My preferred style is like so:

select p.name, a.address
from person p
left join person_address pa
on p.person_id = pa.person_id
inner join address a
on pa.address_id = a.address_id
where a.state in ('WI', 'IL')

It's a bit more verbose, but that helps the reader. This style splits out the tables into different statements and results in clearly indicated join types and join fields. It is clear to a reader of the code the intention of joining each table. The filter criteria are located in the WHERE statement without any other statements to confuse them with. There are still cases where the result may not be as expected based on the filter criteria, but it's easier to debug.

Overall, the first example is a confusing style to use, and it can cause trouble if the joins were intended to be outer joins and were not, because the style does not have a way to specify outer joins. (LEFT JOIN is short for LEFT OUTER JOIN, which means, basically, return all records from the first table, and any data that matches in the next without missing any records from the first.)

The other day, though, I encountered a great way to use this potentially error-prone style in a way that is actually very useful.

I wanted to generate a master list of all potential ZIP codes in the US, and then filter out ones that are not in use or are otherwise invalid. I started by creating a small table with 10 rows that consist of 1 column with the numbers 0-9.  With no loop statements available in SQL, I wrote this table like so:

create temporary table num (n int);
insert into num values (0);
insert into num select max(n)+1 from num;
insert into num select max(n)+1 from num;
insert into num select max(n)+1 from num;
insert into num select max(n)+1 from num;
insert into num select max(n)+1 from num;
insert into num select max(n)+1 from num;
insert into num select max(n)+1 from num;
insert into num select max(n)+1 from num;
insert into num select max(n)+1 from num;
insert into num select max(n)+1 from num;
delete from num where n > 9;

That last statement is just in case I ran it too many times. I was even too lazy to write out 1-9, instead just repeating the max+1 code 9 times. It's a bit over-the-top, but it works.

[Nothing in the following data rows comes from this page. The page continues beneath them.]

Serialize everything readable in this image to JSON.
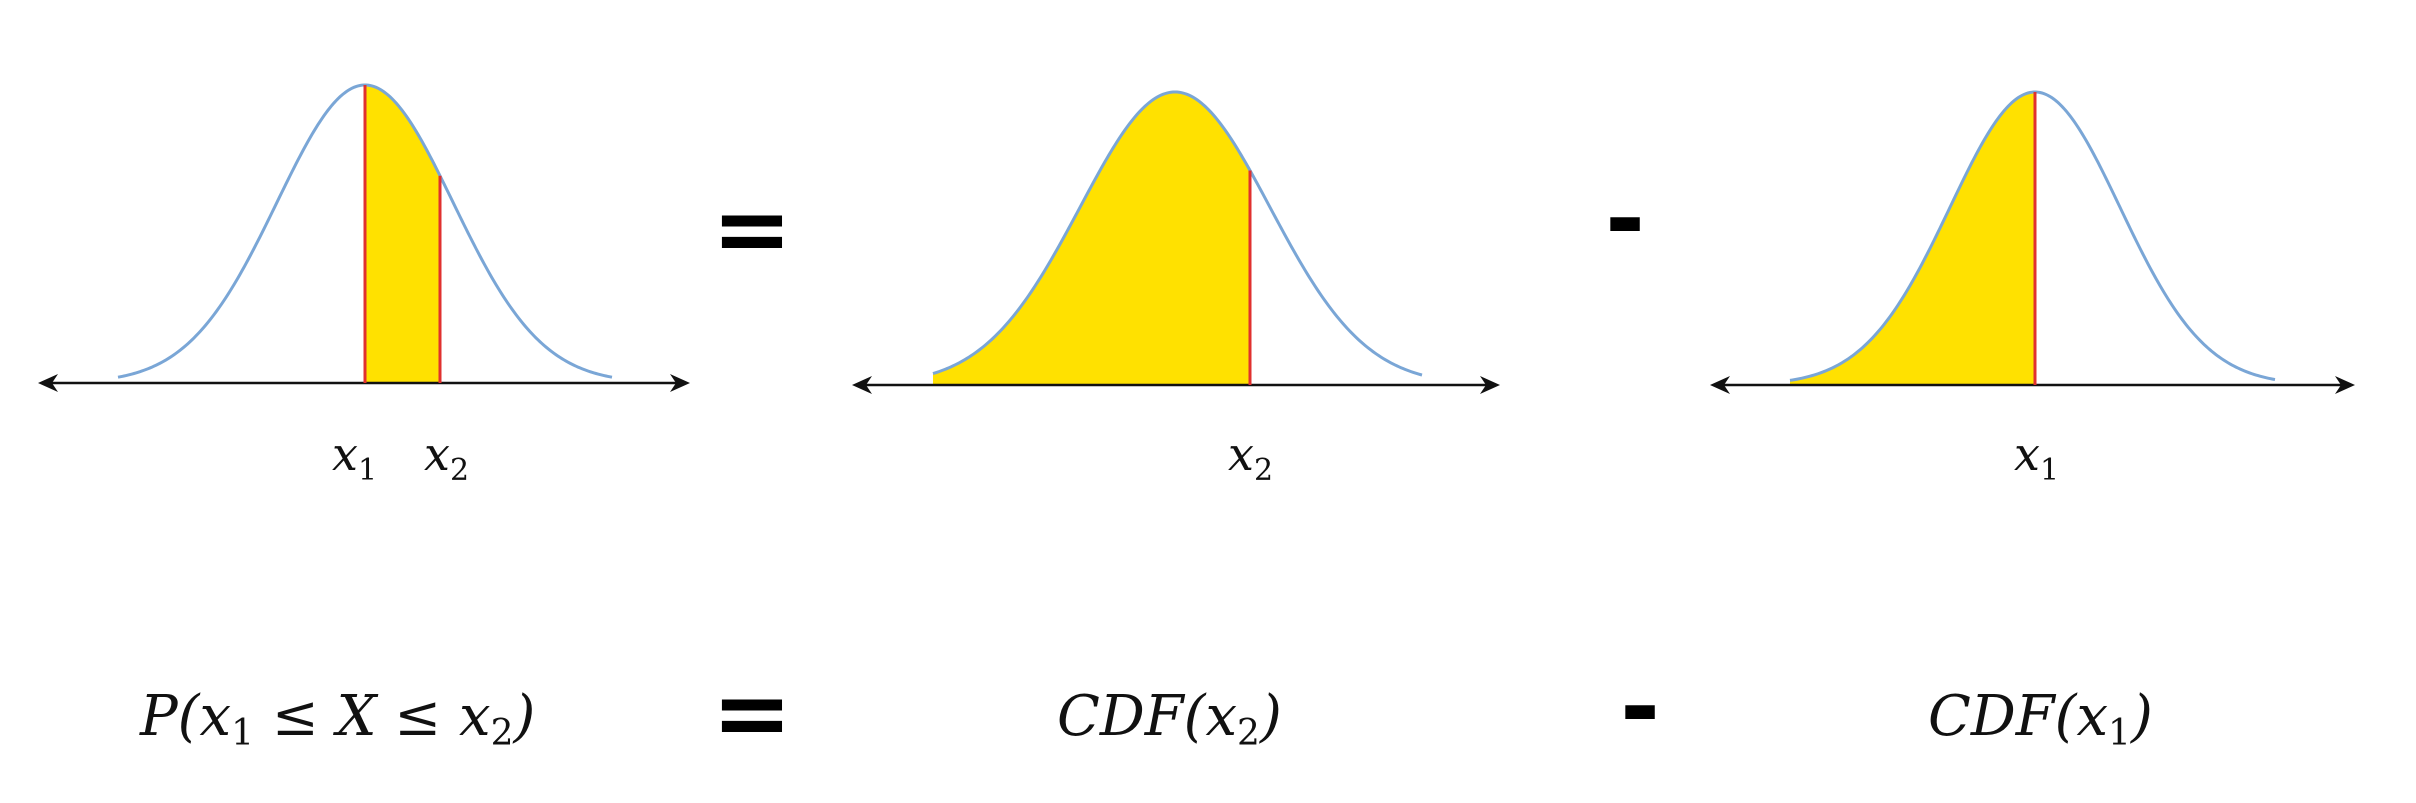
{
  "panels": [
    {
      "shade": "between",
      "labels": [
        {
          "var": "x",
          "sub": "1"
        },
        {
          "var": "x",
          "sub": "2"
        }
      ]
    },
    {
      "shade": "left-of-x2",
      "labels": [
        {
          "var": "x",
          "sub": "2"
        }
      ]
    },
    {
      "shade": "left-of-x1",
      "labels": [
        {
          "var": "x",
          "sub": "1"
        }
      ]
    }
  ],
  "operators": {
    "equals": "=",
    "minus": "-"
  },
  "formula": {
    "prob": {
      "prefix": "P(",
      "v1": "x",
      "s1": "1",
      "le1": " ≤ ",
      "X": "X",
      "le2": " ≤ ",
      "v2": "x",
      "s2": "2",
      "close": ")"
    },
    "cdf_x2": {
      "prefix": "CDF(",
      "v": "x",
      "s": "2",
      "close": ")"
    },
    "cdf_x1": {
      "prefix": "CDF(",
      "v": "x",
      "s": "1",
      "close": ")"
    }
  },
  "colors": {
    "curve": "#7aa6d6",
    "shade": "#ffe100",
    "marker": "#e0312f",
    "axis": "#111111"
  }
}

To get my "master" list of ZIP codes, I joined the table to itself 5 times, one for each character in the ZIP code (because they can start with 0s, they should be treated as characters, not numbers!). Here's how:

create table master_zip as
select n1.n||n2.n||n3.n||n4.n||n5.n as zip
from num n1, num n2, num n3, num n4, num n5
order by 1

Simple, isn't it? Essentially, this just makes a big Cartesian product of the table with itself times 4. There's no WHERE statement, because there's no need to join on anything. (If a system required it, I would just write "where 1=1".) This generates 100,000 records. That's about 58,000 too many, according the US Postal Service, so we need to delete some of those that are not in use. But that process is for another time.

Using a style that I usually do not recommend or warn against was interesting and useful, but it requires knowing a bit more about how these things work. Had I run this last bit of code on a larger data set, it would have caused a lot of problems, like running out of disk space or RAM. So use this style sparingly and carefully!